This is a question I ponder a lot.
Do I own to much? Am I giving into material lust and drowning myself in an overabundance of possessions? Am I believing the lie that owning more means I'm more fashionable, more awesome then my peers? Do I look down on others who don't own x-y-z? Do I look down on people who wear sweatpants to Walmart? Do I think I'm prettier or better then them?
I want to live a good life. By good I mean sustainable. I desire to live within my means, but I also want to enjoy my time on earth. I don't want to use my fashion choices to belittle others or to elevate myself.

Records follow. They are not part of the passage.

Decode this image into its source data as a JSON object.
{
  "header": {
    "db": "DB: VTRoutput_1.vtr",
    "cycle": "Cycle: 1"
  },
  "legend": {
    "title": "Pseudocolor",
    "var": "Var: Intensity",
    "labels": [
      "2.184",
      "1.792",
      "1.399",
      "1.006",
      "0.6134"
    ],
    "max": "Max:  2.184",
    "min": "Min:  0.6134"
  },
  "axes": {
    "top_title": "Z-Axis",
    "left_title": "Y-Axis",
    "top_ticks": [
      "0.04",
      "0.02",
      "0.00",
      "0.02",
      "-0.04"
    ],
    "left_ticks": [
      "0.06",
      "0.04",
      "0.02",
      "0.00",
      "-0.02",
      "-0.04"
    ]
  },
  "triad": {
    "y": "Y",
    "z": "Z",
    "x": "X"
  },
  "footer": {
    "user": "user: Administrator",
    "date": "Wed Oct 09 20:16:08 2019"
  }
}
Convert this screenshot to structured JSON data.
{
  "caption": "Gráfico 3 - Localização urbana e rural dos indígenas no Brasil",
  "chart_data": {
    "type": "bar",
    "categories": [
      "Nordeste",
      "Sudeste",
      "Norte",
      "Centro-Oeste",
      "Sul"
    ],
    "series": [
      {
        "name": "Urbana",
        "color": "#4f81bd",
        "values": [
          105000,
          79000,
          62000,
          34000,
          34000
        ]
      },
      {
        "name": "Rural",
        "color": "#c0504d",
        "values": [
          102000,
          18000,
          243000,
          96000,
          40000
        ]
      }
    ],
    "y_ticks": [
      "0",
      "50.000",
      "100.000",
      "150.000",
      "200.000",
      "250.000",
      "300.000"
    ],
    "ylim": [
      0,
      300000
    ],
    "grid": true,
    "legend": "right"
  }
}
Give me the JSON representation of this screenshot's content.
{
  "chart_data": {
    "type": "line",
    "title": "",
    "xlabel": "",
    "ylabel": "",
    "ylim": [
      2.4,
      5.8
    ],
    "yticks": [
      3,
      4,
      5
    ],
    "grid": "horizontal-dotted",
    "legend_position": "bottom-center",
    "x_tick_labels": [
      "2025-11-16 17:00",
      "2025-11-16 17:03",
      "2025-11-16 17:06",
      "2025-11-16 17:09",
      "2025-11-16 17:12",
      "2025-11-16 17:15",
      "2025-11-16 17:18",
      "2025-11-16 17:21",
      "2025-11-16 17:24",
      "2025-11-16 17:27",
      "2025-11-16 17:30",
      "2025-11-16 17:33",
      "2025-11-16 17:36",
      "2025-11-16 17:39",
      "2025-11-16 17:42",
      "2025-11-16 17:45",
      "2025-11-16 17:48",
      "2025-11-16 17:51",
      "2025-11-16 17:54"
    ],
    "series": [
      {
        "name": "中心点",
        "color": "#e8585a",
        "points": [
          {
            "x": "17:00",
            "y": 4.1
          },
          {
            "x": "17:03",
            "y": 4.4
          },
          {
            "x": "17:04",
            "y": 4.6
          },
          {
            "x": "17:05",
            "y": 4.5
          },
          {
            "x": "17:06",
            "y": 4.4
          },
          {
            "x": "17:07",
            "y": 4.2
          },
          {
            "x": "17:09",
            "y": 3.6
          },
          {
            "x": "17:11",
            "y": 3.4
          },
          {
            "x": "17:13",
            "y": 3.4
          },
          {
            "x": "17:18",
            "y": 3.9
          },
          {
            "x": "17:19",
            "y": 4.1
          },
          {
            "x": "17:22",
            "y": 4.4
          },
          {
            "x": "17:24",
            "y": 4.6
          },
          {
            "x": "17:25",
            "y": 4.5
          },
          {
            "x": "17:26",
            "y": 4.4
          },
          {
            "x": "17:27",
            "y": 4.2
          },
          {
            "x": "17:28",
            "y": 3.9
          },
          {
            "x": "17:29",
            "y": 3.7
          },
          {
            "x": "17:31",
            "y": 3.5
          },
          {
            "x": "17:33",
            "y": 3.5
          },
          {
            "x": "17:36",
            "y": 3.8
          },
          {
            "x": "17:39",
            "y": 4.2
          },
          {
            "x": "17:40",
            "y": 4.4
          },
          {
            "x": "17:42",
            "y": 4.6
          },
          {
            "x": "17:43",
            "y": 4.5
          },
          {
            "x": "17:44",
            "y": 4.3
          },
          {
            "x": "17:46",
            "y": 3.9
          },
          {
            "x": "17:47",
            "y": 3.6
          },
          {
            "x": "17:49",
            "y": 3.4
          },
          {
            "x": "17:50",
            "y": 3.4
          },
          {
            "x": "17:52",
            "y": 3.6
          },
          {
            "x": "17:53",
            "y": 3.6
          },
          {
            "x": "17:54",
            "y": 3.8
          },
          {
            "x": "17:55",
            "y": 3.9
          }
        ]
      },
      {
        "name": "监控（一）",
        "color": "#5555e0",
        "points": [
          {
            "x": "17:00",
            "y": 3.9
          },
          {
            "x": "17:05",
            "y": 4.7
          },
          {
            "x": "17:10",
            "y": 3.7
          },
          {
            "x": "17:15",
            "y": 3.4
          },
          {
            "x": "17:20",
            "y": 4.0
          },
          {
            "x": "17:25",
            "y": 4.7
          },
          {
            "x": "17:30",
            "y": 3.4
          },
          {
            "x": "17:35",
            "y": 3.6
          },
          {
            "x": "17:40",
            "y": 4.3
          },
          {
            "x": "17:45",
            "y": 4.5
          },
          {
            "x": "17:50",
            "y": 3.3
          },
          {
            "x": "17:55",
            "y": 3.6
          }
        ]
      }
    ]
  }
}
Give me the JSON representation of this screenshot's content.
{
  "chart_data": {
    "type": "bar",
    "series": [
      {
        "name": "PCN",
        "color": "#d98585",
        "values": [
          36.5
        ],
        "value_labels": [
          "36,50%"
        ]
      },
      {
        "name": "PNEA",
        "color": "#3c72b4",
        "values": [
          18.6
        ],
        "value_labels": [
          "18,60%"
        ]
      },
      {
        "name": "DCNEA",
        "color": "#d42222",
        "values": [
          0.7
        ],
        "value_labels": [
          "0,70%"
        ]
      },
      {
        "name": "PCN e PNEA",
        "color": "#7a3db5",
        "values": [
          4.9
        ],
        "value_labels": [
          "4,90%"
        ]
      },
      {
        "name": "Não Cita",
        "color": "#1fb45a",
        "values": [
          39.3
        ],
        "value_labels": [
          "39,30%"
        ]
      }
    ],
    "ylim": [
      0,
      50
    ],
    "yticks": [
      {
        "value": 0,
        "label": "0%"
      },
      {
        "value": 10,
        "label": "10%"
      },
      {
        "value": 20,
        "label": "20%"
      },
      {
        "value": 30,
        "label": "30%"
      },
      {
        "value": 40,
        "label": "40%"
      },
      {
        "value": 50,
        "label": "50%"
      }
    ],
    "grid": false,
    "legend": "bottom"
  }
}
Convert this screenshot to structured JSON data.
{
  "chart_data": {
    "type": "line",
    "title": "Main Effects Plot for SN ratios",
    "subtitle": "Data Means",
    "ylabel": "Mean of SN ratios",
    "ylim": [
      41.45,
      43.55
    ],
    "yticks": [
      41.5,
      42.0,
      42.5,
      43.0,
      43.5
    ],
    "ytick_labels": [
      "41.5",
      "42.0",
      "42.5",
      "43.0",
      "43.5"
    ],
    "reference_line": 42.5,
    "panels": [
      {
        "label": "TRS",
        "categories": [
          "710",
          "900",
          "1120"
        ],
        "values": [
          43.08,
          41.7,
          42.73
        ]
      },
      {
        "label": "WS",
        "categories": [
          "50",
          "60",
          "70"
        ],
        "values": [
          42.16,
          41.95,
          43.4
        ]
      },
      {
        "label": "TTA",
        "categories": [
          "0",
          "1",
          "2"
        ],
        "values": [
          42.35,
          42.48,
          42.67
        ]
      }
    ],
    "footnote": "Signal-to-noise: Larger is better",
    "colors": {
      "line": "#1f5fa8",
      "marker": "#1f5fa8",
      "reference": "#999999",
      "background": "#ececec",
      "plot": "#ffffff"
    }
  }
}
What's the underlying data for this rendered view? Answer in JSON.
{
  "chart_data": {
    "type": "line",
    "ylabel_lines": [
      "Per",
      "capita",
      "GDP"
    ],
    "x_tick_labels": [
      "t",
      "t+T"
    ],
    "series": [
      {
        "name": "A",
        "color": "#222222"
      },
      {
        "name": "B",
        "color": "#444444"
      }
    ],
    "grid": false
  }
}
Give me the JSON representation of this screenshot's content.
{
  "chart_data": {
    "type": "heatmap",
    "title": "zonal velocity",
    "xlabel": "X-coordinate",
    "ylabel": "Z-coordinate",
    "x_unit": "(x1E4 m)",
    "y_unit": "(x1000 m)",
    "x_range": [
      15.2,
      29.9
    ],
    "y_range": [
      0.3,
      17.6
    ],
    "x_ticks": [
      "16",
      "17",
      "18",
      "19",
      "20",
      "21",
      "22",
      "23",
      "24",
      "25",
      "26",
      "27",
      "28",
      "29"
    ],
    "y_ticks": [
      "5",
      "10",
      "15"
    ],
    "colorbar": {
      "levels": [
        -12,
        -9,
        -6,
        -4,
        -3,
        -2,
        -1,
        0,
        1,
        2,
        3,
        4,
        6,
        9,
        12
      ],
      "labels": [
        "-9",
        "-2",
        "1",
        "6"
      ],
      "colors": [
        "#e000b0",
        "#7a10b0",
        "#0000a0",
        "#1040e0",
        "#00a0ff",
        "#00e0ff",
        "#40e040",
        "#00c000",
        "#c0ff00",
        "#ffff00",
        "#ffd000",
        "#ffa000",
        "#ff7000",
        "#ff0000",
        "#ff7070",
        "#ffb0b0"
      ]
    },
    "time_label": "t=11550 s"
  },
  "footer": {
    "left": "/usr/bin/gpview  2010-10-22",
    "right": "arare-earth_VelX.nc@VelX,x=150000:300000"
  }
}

I'll be honest, I like owning things. I love going shopping. I have a little thrill meter that goes off every time I decide to go to the mall, or goodwill. And I'm addicted to Modcloth's cute dresses. I don't see anything wrong with this inherently--as long as I don't let it consume my life.
Sometimes I actually dream about what I'm going to wear and how it is going to look on me and how fashionable people will think I am. Sometimes people think I'm not fashionable and it confuses me. (But, duh, not everyone has the same fashion sense).
I'm an American who was raised by a single mother who worked really hard to make sure I wanted for nothing. I never had new designer clothes but I never went cold or hungry. I never had new game systems or electronics, but when Goodwill came out I had my pick of everyone's hand-me-downs. At that time I think everything was $1. My mom and I loved goodwill. I remember being baffled at the things people would give away. Brand new, tags-still-attached tops! Skirts, and jeans, and even jackets.
I'm now an American who is married to a very hardworking husband. We have made the choice to live off of his salary and it is more then enough to pay for all our bills and start a savings. It's a different lifestyle then I'm used to. I'm not living paycheck to paycheck anymore. I don't have to worry about making our ends meet. I don't have to stress about asking my mom for music lessons or worry about what she might have to give up in order to afford them for me like I did when I was a kid.
In this different era of my life I find myself pondering things like: I know I can afford this dress, but should I? I mean, I own more then 20 dresses. Do I need one more? Even if it's 5$ at Goodwill, or 30$ at the mall? I've always longed for a day when I would be financially stable. And while I've definitely arrived, and it's great, I don't want to waste money. I don't want to be a scrooge. I want to be good stewards of our money. I'm always trying to check myself and give all the credit to God.
Everyone is in different walks of life. We are all trying to make ends meet, all trying to grow something. Me, it would be nice to make my blog bigger. I love blogging. I do this for a living now, blogging and Youtube and Etsy. I do it because I love it. I do it for myself, for, oh, a million unnameable reasons. While my husband does pay the bills, it would one day be nice to create a living doing what I love and help support our family. Right now I make no money from blogging and that's okay. I'm not doing this for money (but it would be nice). I blogged for three years before I even met my husband, while juggling multiple full and part time jobs.
My husband likes his job--not all the time--but he mostly enjoys it. I'm happy that he gets to do what he loves. And I'm happy it allows me to do what I love as well. I'm still pursuing my dreams of making blogging and Etsy my job. I would love love love to make money writing and telling my story! I already earn a little selling knitting and patterns, and I've loved the support!
So, do I have to many clothes? I guess it depends on where you are coming from. Do I have more then I need to live? Yes. But I'm always changing and growing and moving and being. My clothes are a reflection of that. Am I giving into material lust and drowning myself in an overabundance of possessions? Some people would probably say yes. Others with bigger houses and larger closets might say no. It's all a matter of perspective, and it's all between me, God, and my husband. I fail a lot, but my desire is to glorify him.
You might ask: but if you are already financially stable, why would you
care about earning money through your blog? Well, my husband's job,
while amazing, is not stable. He could be fired at any time--but that's
besides the point. Even if my husband's job pays our bills and for our
food, his job does not pay for this blog. All the money I have made on
Etsy or through selling ad space on Kitty-Ears has gone right back into
buying materials and supplies to make more things or buy ads to promote
myself. We keep
personal and business expenses totally separate, as should any business.